Родная страна, окружающий пейзаж, жизненное пространство, языковое сообщество представлены в семье, развивающейся в собственных границах. В ней произрастает ребенок, впитывая нравы и обычаи, игры и празднества, в ней живут песни, сказки, пословицы и поговорки, представлены одежда и обстановка и все прочее. В ней заключена энергия предков, сохранено все, что было сделано по дому, сохранены ремесло и традиции, а также сентиментальные чувства в отношении семейного искусства, которое нельзя недооценивать, так как оно приносит в дом хлеб и радость. Здесь можно слышать обычную музыку, танцевальную, семейную и домашнюю музыку, связанную со здоровой магией. Здесь из года в год сохраняется заданный ритм жизни, пульсация которого западает в душу. Как далека сельская жизнь от жизни больших городов, в которых нравы и обычаи меняются очень часто, подобно вращению Земли вокруг Солнца! Насколько же смешными, кукольными и синематичными кажутся там художественные группки больших городов, наклонности которых в искусстве подобны экзотическим животным, сидящим в клетках городских зоопарков. Конечно, можно возразить, что семьи, в особенности деревенские, никогда не были, мол, знатоками или судьями в вопросах искусства, да и не могут быть ими. Это конечно же не так! Упаси боже, мы не хотим давать никаких оценок, да и речь-то не идет о критике, а о чем-то большем — о самой жизни. Это вопрос не цветения, а деревьев в целом. «Достижением» и результатом Ренессанса стало то, что искусство считается только поверхностным слоем эстетических ценностей, феноменальных, но и чисто формальных, и рассматривается в эстетическом плане как стенное украшение, комнатный декор или же как концерт или выставка.

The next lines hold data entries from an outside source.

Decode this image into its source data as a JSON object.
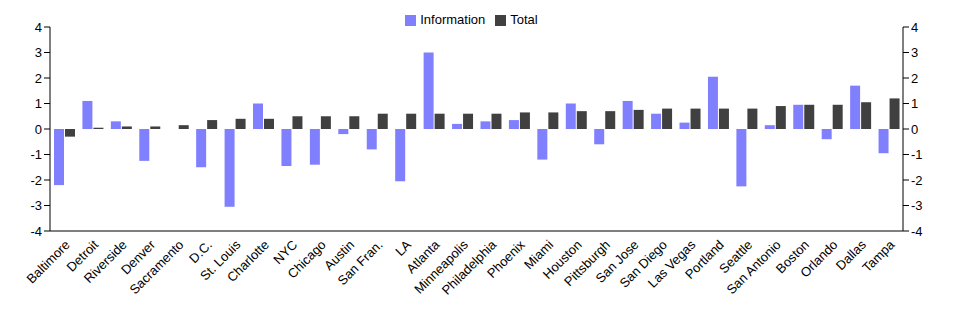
{
  "chart_data": {
    "type": "bar",
    "categories": [
      "Baltimore",
      "Detroit",
      "Riverside",
      "Denver",
      "Sacramento",
      "D.C.",
      "St. Louis",
      "Charlotte",
      "NYC",
      "Chicago",
      "Austin",
      "San Fran.",
      "LA",
      "Atlanta",
      "Minneapolis",
      "Philadelphia",
      "Phoenix",
      "Miami",
      "Houston",
      "Pittsburgh",
      "San Jose",
      "San Diego",
      "Las Vegas",
      "Portland",
      "Seattle",
      "San Antonio",
      "Boston",
      "Orlando",
      "Dallas",
      "Tampa"
    ],
    "series": [
      {
        "name": "Information",
        "color": "#8080ff",
        "values": [
          -2.2,
          1.1,
          0.3,
          -1.25,
          0,
          -1.5,
          -3.05,
          1.0,
          -1.45,
          -1.4,
          -0.2,
          -0.8,
          -2.05,
          3.0,
          0.2,
          0.3,
          0.35,
          -1.2,
          1.0,
          -0.6,
          1.1,
          0.6,
          0.25,
          2.05,
          -2.25,
          0.15,
          0.95,
          -0.4,
          1.7,
          -0.95
        ]
      },
      {
        "name": "Total",
        "color": "#404040",
        "values": [
          -0.3,
          0.05,
          0.1,
          0.1,
          0.15,
          0.35,
          0.4,
          0.4,
          0.5,
          0.5,
          0.5,
          0.6,
          0.6,
          0.6,
          0.6,
          0.6,
          0.65,
          0.65,
          0.7,
          0.7,
          0.75,
          0.8,
          0.8,
          0.8,
          0.8,
          0.9,
          0.95,
          0.95,
          1.05,
          1.2
        ]
      }
    ],
    "ylim": [
      -4,
      4
    ],
    "yticks": [
      -4,
      -3,
      -2,
      -1,
      0,
      1,
      2,
      3,
      4
    ],
    "y2lim": [
      -4,
      4
    ],
    "y2ticks": [
      -4,
      -3,
      -2,
      -1,
      0,
      1,
      2,
      3,
      4
    ],
    "grid": false,
    "legend": "top"
  }
}
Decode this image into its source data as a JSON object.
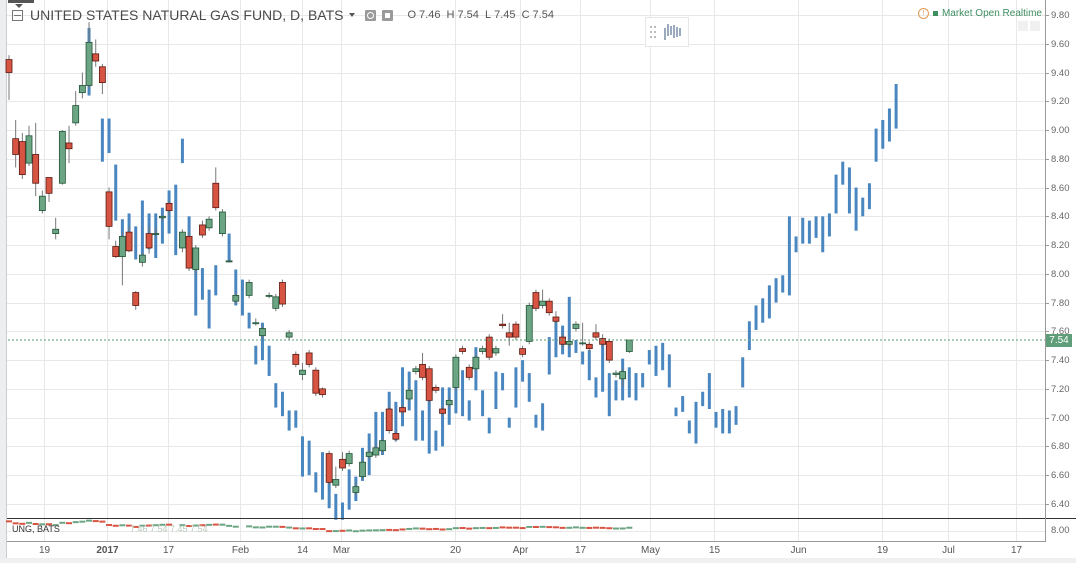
{
  "legend": {
    "symbol_title": "UNITED STATES NATURAL GAS FUND, D, BATS",
    "open_label": "O",
    "open": "7.46",
    "high_label": "H",
    "high": "7.54",
    "low_label": "L",
    "low": "7.45",
    "close_label": "C",
    "close": "7.54"
  },
  "status": {
    "text": "Market Open Realtime",
    "icon": "info-icon"
  },
  "last_price": "7.54",
  "pane2": {
    "label": "UNG, BATS",
    "ohlc": "7.46 7.54 7.45 7.54",
    "axis_label": "8.00"
  },
  "colors": {
    "up": "#6ba583",
    "up_border": "#225437",
    "down": "#d75442",
    "down_border": "#5b1a13",
    "pattern": "#4a87c0",
    "last": "#5e9e78",
    "grid": "#e8e8e8"
  },
  "chart_data": {
    "type": "candlestick",
    "title": "UNITED STATES NATURAL GAS FUND, D, BATS",
    "y_ticks": [
      "9.80",
      "9.60",
      "9.40",
      "9.20",
      "9.00",
      "8.80",
      "8.60",
      "8.40",
      "8.20",
      "8.00",
      "7.80",
      "7.60",
      "7.40",
      "7.20",
      "7.00",
      "6.80",
      "6.60",
      "6.40"
    ],
    "ylim": [
      6.3,
      9.9
    ],
    "x_ticks": [
      {
        "label": "19",
        "bar": 5.2
      },
      {
        "label": "2017",
        "bar": 14.7
      },
      {
        "label": "17",
        "bar": 23.8
      },
      {
        "label": "Feb",
        "bar": 34.6
      },
      {
        "label": "14",
        "bar": 43.9
      },
      {
        "label": "Mar",
        "bar": 49.8
      },
      {
        "label": "20",
        "bar": 66.9
      },
      {
        "label": "Apr",
        "bar": 76.6
      },
      {
        "label": "17",
        "bar": 85.6
      },
      {
        "label": "May",
        "bar": 96.1
      },
      {
        "label": "15",
        "bar": 105.7
      },
      {
        "label": "Jun",
        "bar": 118.3
      },
      {
        "label": "19",
        "bar": 130.9
      },
      {
        "label": "Jul",
        "bar": 140.8
      },
      {
        "label": "17",
        "bar": 151
      }
    ],
    "candles_ohlc": [
      [
        0,
        9.49,
        9.52,
        9.21,
        9.4
      ],
      [
        1,
        8.94,
        9.07,
        8.74,
        8.83
      ],
      [
        2,
        8.92,
        8.98,
        8.66,
        8.69
      ],
      [
        3,
        8.77,
        9.03,
        8.75,
        8.96
      ],
      [
        4,
        8.83,
        9.05,
        8.54,
        8.63
      ],
      [
        5,
        8.44,
        8.58,
        8.42,
        8.54
      ],
      [
        6,
        8.67,
        8.67,
        8.5,
        8.56
      ],
      [
        7,
        8.28,
        8.39,
        8.24,
        8.31
      ],
      [
        8,
        8.63,
        9.0,
        8.62,
        8.99
      ],
      [
        9,
        8.91,
        9.03,
        8.77,
        8.87
      ],
      [
        10,
        9.05,
        9.27,
        9.03,
        9.17
      ],
      [
        11,
        9.26,
        9.4,
        9.22,
        9.31
      ],
      [
        12,
        9.31,
        9.75,
        9.29,
        9.61
      ],
      [
        13,
        9.53,
        9.63,
        9.44,
        9.48
      ],
      [
        14,
        9.44,
        9.46,
        9.25,
        9.33
      ],
      [
        15,
        8.57,
        8.6,
        8.24,
        8.33
      ],
      [
        16,
        8.19,
        8.23,
        8.11,
        8.12
      ],
      [
        17,
        8.12,
        8.29,
        7.92,
        8.26
      ],
      [
        18,
        8.29,
        8.33,
        8.15,
        8.16
      ],
      [
        19,
        7.87,
        7.88,
        7.75,
        7.78
      ],
      [
        20,
        8.08,
        8.15,
        8.05,
        8.13
      ],
      [
        21,
        8.28,
        8.33,
        8.14,
        8.18
      ],
      [
        22,
        8.28,
        8.32,
        8.26,
        8.28
      ],
      [
        23,
        8.39,
        8.41,
        8.37,
        8.4
      ],
      [
        24,
        8.49,
        8.51,
        8.41,
        8.44
      ],
      [
        26,
        8.18,
        8.31,
        8.15,
        8.29
      ],
      [
        27,
        8.26,
        8.29,
        8.02,
        8.04
      ],
      [
        28,
        8.03,
        8.2,
        8.0,
        8.18
      ],
      [
        29,
        8.34,
        8.37,
        8.25,
        8.27
      ],
      [
        30,
        8.32,
        8.4,
        8.3,
        8.38
      ],
      [
        31,
        8.63,
        8.74,
        8.44,
        8.46
      ],
      [
        32,
        8.28,
        8.45,
        8.26,
        8.43
      ],
      [
        33,
        8.09,
        8.1,
        8.08,
        8.09
      ],
      [
        34,
        7.81,
        7.87,
        7.79,
        7.85
      ],
      [
        36,
        7.85,
        7.96,
        7.83,
        7.94
      ],
      [
        37,
        7.66,
        7.69,
        7.64,
        7.66
      ],
      [
        38,
        7.57,
        7.64,
        7.55,
        7.62
      ],
      [
        39,
        7.85,
        7.87,
        7.83,
        7.85
      ],
      [
        40,
        7.76,
        7.86,
        7.74,
        7.84
      ],
      [
        41,
        7.94,
        7.96,
        7.77,
        7.79
      ],
      [
        42,
        7.56,
        7.61,
        7.54,
        7.59
      ],
      [
        43,
        7.44,
        7.46,
        7.35,
        7.37
      ],
      [
        44,
        7.3,
        7.38,
        7.26,
        7.33
      ],
      [
        45,
        7.45,
        7.47,
        7.35,
        7.37
      ],
      [
        46,
        7.33,
        7.35,
        7.15,
        7.17
      ],
      [
        47,
        7.2,
        7.21,
        7.14,
        7.16
      ],
      [
        48,
        6.75,
        6.77,
        6.53,
        6.55
      ],
      [
        49,
        6.53,
        6.66,
        6.51,
        6.57
      ],
      [
        50,
        6.71,
        6.76,
        6.63,
        6.65
      ],
      [
        51,
        6.68,
        6.77,
        6.66,
        6.75
      ],
      [
        52,
        6.48,
        6.55,
        6.46,
        6.52
      ],
      [
        53,
        6.59,
        6.71,
        6.57,
        6.69
      ],
      [
        54,
        6.73,
        6.78,
        6.71,
        6.76
      ],
      [
        55,
        6.74,
        6.81,
        6.72,
        6.79
      ],
      [
        56,
        6.77,
        6.86,
        6.75,
        6.84
      ],
      [
        57,
        7.06,
        7.08,
        6.89,
        6.91
      ],
      [
        58,
        6.89,
        6.91,
        6.83,
        6.85
      ],
      [
        59,
        7.07,
        7.09,
        7.02,
        7.04
      ],
      [
        60,
        7.13,
        7.21,
        7.11,
        7.19
      ],
      [
        61,
        7.32,
        7.36,
        7.3,
        7.34
      ],
      [
        62,
        7.37,
        7.45,
        7.26,
        7.28
      ],
      [
        63,
        7.34,
        7.36,
        7.1,
        7.12
      ],
      [
        64,
        7.21,
        7.23,
        7.17,
        7.19
      ],
      [
        65,
        7.06,
        7.08,
        7.01,
        7.03
      ],
      [
        66,
        7.09,
        7.14,
        7.07,
        7.12
      ],
      [
        67,
        7.21,
        7.44,
        7.19,
        7.42
      ],
      [
        68,
        7.48,
        7.5,
        7.44,
        7.46
      ],
      [
        69,
        7.35,
        7.37,
        7.26,
        7.28
      ],
      [
        70,
        7.34,
        7.44,
        7.32,
        7.42
      ],
      [
        71,
        7.46,
        7.5,
        7.44,
        7.48
      ],
      [
        72,
        7.56,
        7.58,
        7.4,
        7.42
      ],
      [
        73,
        7.45,
        7.5,
        7.43,
        7.48
      ],
      [
        74,
        7.65,
        7.72,
        7.62,
        7.64
      ],
      [
        75,
        7.59,
        7.66,
        7.5,
        7.56
      ],
      [
        76,
        7.65,
        7.67,
        7.54,
        7.56
      ],
      [
        77,
        7.48,
        7.5,
        7.42,
        7.44
      ],
      [
        78,
        7.53,
        7.8,
        7.51,
        7.78
      ],
      [
        79,
        7.87,
        7.89,
        7.74,
        7.76
      ],
      [
        80,
        7.78,
        7.89,
        7.76,
        7.81
      ],
      [
        81,
        7.81,
        7.83,
        7.71,
        7.73
      ],
      [
        82,
        7.7,
        7.74,
        7.65,
        7.67
      ],
      [
        83,
        7.56,
        7.58,
        7.48,
        7.51
      ],
      [
        84,
        7.51,
        7.55,
        7.49,
        7.53
      ],
      [
        85,
        7.62,
        7.67,
        7.6,
        7.65
      ],
      [
        86,
        7.52,
        7.66,
        7.5,
        7.52
      ],
      [
        87,
        7.51,
        7.53,
        7.46,
        7.48
      ],
      [
        88,
        7.59,
        7.65,
        7.54,
        7.56
      ],
      [
        89,
        7.55,
        7.58,
        7.49,
        7.51
      ],
      [
        90,
        7.53,
        7.55,
        7.38,
        7.4
      ],
      [
        91,
        7.3,
        7.33,
        7.28,
        7.31
      ],
      [
        92,
        7.27,
        7.34,
        7.22,
        7.32
      ],
      [
        93,
        7.46,
        7.54,
        7.45,
        7.54
      ]
    ],
    "pattern_bars_hl": [
      [
        12,
        9.71,
        9.24
      ],
      [
        14,
        9.08,
        8.78
      ],
      [
        15,
        9.08,
        8.84
      ],
      [
        16,
        8.76,
        8.37
      ],
      [
        17,
        8.38,
        8.12
      ],
      [
        18,
        8.42,
        8.17
      ],
      [
        19,
        8.33,
        8.1
      ],
      [
        20,
        8.51,
        8.13
      ],
      [
        21,
        8.42,
        8.17
      ],
      [
        22,
        8.42,
        8.11
      ],
      [
        23,
        8.46,
        8.21
      ],
      [
        24,
        8.58,
        8.28
      ],
      [
        25,
        8.62,
        8.13
      ],
      [
        26,
        8.94,
        8.77
      ],
      [
        27,
        8.4,
        8.17
      ],
      [
        28,
        8.04,
        7.71
      ],
      [
        29,
        8.04,
        7.82
      ],
      [
        30,
        7.89,
        7.62
      ],
      [
        31,
        8.06,
        7.85
      ],
      [
        33,
        8.28,
        8.08
      ],
      [
        34,
        8.03,
        7.78
      ],
      [
        35,
        7.96,
        7.71
      ],
      [
        36,
        7.73,
        7.62
      ],
      [
        37,
        7.5,
        7.37
      ],
      [
        38,
        7.66,
        7.4
      ],
      [
        39,
        7.5,
        7.29
      ],
      [
        40,
        7.24,
        7.07
      ],
      [
        41,
        7.18,
        7.01
      ],
      [
        42,
        7.05,
        6.91
      ],
      [
        43,
        7.05,
        6.93
      ],
      [
        44,
        6.87,
        6.59
      ],
      [
        45,
        6.84,
        6.6
      ],
      [
        46,
        6.62,
        6.48
      ],
      [
        47,
        6.76,
        6.43
      ],
      [
        48,
        6.57,
        6.37
      ],
      [
        49,
        6.47,
        6.29
      ],
      [
        50,
        6.41,
        6.29
      ],
      [
        51,
        6.64,
        6.36
      ],
      [
        52,
        6.59,
        6.42
      ],
      [
        53,
        6.79,
        6.56
      ],
      [
        54,
        6.89,
        6.6
      ],
      [
        55,
        7.04,
        6.77
      ],
      [
        56,
        7.04,
        6.74
      ],
      [
        57,
        7.18,
        6.91
      ],
      [
        58,
        7.11,
        6.84
      ],
      [
        59,
        7.35,
        6.94
      ],
      [
        60,
        7.32,
        7.05
      ],
      [
        61,
        7.26,
        6.84
      ],
      [
        62,
        7.05,
        6.84
      ],
      [
        63,
        7.18,
        6.75
      ],
      [
        64,
        6.91,
        6.77
      ],
      [
        65,
        7.21,
        6.8
      ],
      [
        66,
        7.21,
        6.95
      ],
      [
        67,
        7.21,
        7.03
      ],
      [
        68,
        7.33,
        7.01
      ],
      [
        69,
        7.12,
        6.98
      ],
      [
        70,
        7.49,
        7.19
      ],
      [
        71,
        7.19,
        7.01
      ],
      [
        72,
        7.0,
        6.89
      ],
      [
        73,
        7.32,
        7.06
      ],
      [
        74,
        7.31,
        7.19
      ],
      [
        75,
        7.0,
        6.93
      ],
      [
        76,
        7.35,
        7.07
      ],
      [
        77,
        7.4,
        7.25
      ],
      [
        78,
        7.31,
        7.11
      ],
      [
        79,
        7.02,
        6.93
      ],
      [
        80,
        7.1,
        6.91
      ],
      [
        81,
        7.56,
        7.3
      ],
      [
        82,
        7.68,
        7.42
      ],
      [
        83,
        7.64,
        7.44
      ],
      [
        84,
        7.84,
        7.42
      ],
      [
        85,
        7.54,
        7.45
      ],
      [
        86,
        7.46,
        7.37
      ],
      [
        87,
        7.47,
        7.26
      ],
      [
        88,
        7.28,
        7.14
      ],
      [
        89,
        7.52,
        7.18
      ],
      [
        90,
        7.31,
        7.01
      ],
      [
        91,
        7.26,
        7.12
      ],
      [
        92,
        7.41,
        7.12
      ],
      [
        93,
        7.35,
        7.14
      ],
      [
        94,
        7.31,
        7.12
      ],
      [
        95,
        7.31,
        7.21
      ],
      [
        96,
        7.47,
        7.37
      ],
      [
        97,
        7.5,
        7.29
      ],
      [
        98,
        7.52,
        7.33
      ],
      [
        99,
        7.44,
        7.21
      ],
      [
        100,
        7.07,
        7.01
      ],
      [
        101,
        7.15,
        7.04
      ],
      [
        102,
        6.98,
        6.89
      ],
      [
        103,
        7.11,
        6.82
      ],
      [
        104,
        7.18,
        7.08
      ],
      [
        105,
        7.31,
        7.06
      ],
      [
        106,
        7.04,
        6.93
      ],
      [
        107,
        7.06,
        6.89
      ],
      [
        108,
        7.05,
        6.89
      ],
      [
        109,
        7.08,
        6.95
      ],
      [
        110,
        7.42,
        7.21
      ],
      [
        111,
        7.67,
        7.47
      ],
      [
        112,
        7.78,
        7.61
      ],
      [
        113,
        7.83,
        7.66
      ],
      [
        114,
        7.92,
        7.69
      ],
      [
        115,
        7.97,
        7.8
      ],
      [
        116,
        7.99,
        7.87
      ],
      [
        117,
        8.4,
        7.85
      ],
      [
        118,
        8.26,
        8.15
      ],
      [
        119,
        8.39,
        8.21
      ],
      [
        120,
        8.37,
        8.21
      ],
      [
        121,
        8.4,
        8.25
      ],
      [
        122,
        8.4,
        8.15
      ],
      [
        123,
        8.42,
        8.26
      ],
      [
        124,
        8.69,
        8.42
      ],
      [
        125,
        8.78,
        8.62
      ],
      [
        126,
        8.74,
        8.42
      ],
      [
        127,
        8.6,
        8.3
      ],
      [
        128,
        8.53,
        8.4
      ],
      [
        129,
        8.63,
        8.45
      ],
      [
        130,
        9.01,
        8.78
      ],
      [
        131,
        9.07,
        8.87
      ],
      [
        132,
        9.15,
        8.92
      ],
      [
        133,
        9.32,
        9.01
      ]
    ]
  }
}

Поэтому наш музей — еще не музей для народа. Он еще, не потерял характера замка, его декоративности и воздействия как аристократического, некомфортабельного, величественного дворца культуры. Посещение его оставляет впечатление паноптикума и своеобразной твердыни. «Искусство» поэтому для многих товарищей по расе представляется хотя и подлинным, но не основным костяком жизни, не имеющим большой жизненной ценности и не питающим душу. И даже более того, это дорогая безделушка, кондитерские изделия, выставленные в витрине магазина, предмет роскоши и спекуляций для преуспевающих дельцов или же собственность государства. Жизнь трудового народа протекает мимо такого

искусства. Хлеб и работа имеют для него куда большее значение. Такова реальная ситуация, несмотря на лозунги типа: «Искусство для каждого», «Искусство для народа», «Искусство без платы за вход», «Искусство вечерней зари». Такое искусство является «культурой», неприемлемой и чуждой для народа. Вина за это, однако, лежит не на государстве и не на индивидууме, а на самом искусстве, оторванном от крови и души народа.

(Эберляйн Харт Карл. Что есть немецкого в немецком искусстве? Лейпциг, 1933.)

Генрих Тиллих

Поэт на суде истории

Я имею в виду поэтов, вспыхнувших было в истории, а теперь призванных к ответу, поскольку они переживают кризис своей духовной сущности.

Всегда существовали и существуют глубинные причины, которые соприкасаются с поэтом, призывают его действовать, вызывают душевные муки и благословляют. Он начинает осознавать все это, когда приобретает некоторый жизненный опыт, который впоследствии находит отражение в его творчестве.

Тяжелейшие испытания, которые довелось пережить немцам, пришлись на период войны и последующие годы несчастья. Однако во время подъема немец опять нашел свой народ, брошенный на произвол судьбы государством. Народ вновь обрел свое самосознание благодаря расовой мудрости и политической ограниченности, хотя мир для него только что обрушился. Жизнь возвратилась к народу и в рейх, но уже в новой форме — реального воссоединения.

Для поэта, который попытался бы уйти от этого, значило бы потерять почву под ногами. Его отношение к истории и ее эволюции благодаря достижениям науки может основываться только на осознании появления новой нации, сила которой и взаимоотношения со временем, ее величавая сдержанность и высокое чувство ответственности по отношению к миру были доказаны в текущем году, когда 10 миллионов немцев смогли возвратиться в рейх без единого выстрела*.

* Имеется в виду присоединение Австрии к Третьему рейху. (Примеч. авт.)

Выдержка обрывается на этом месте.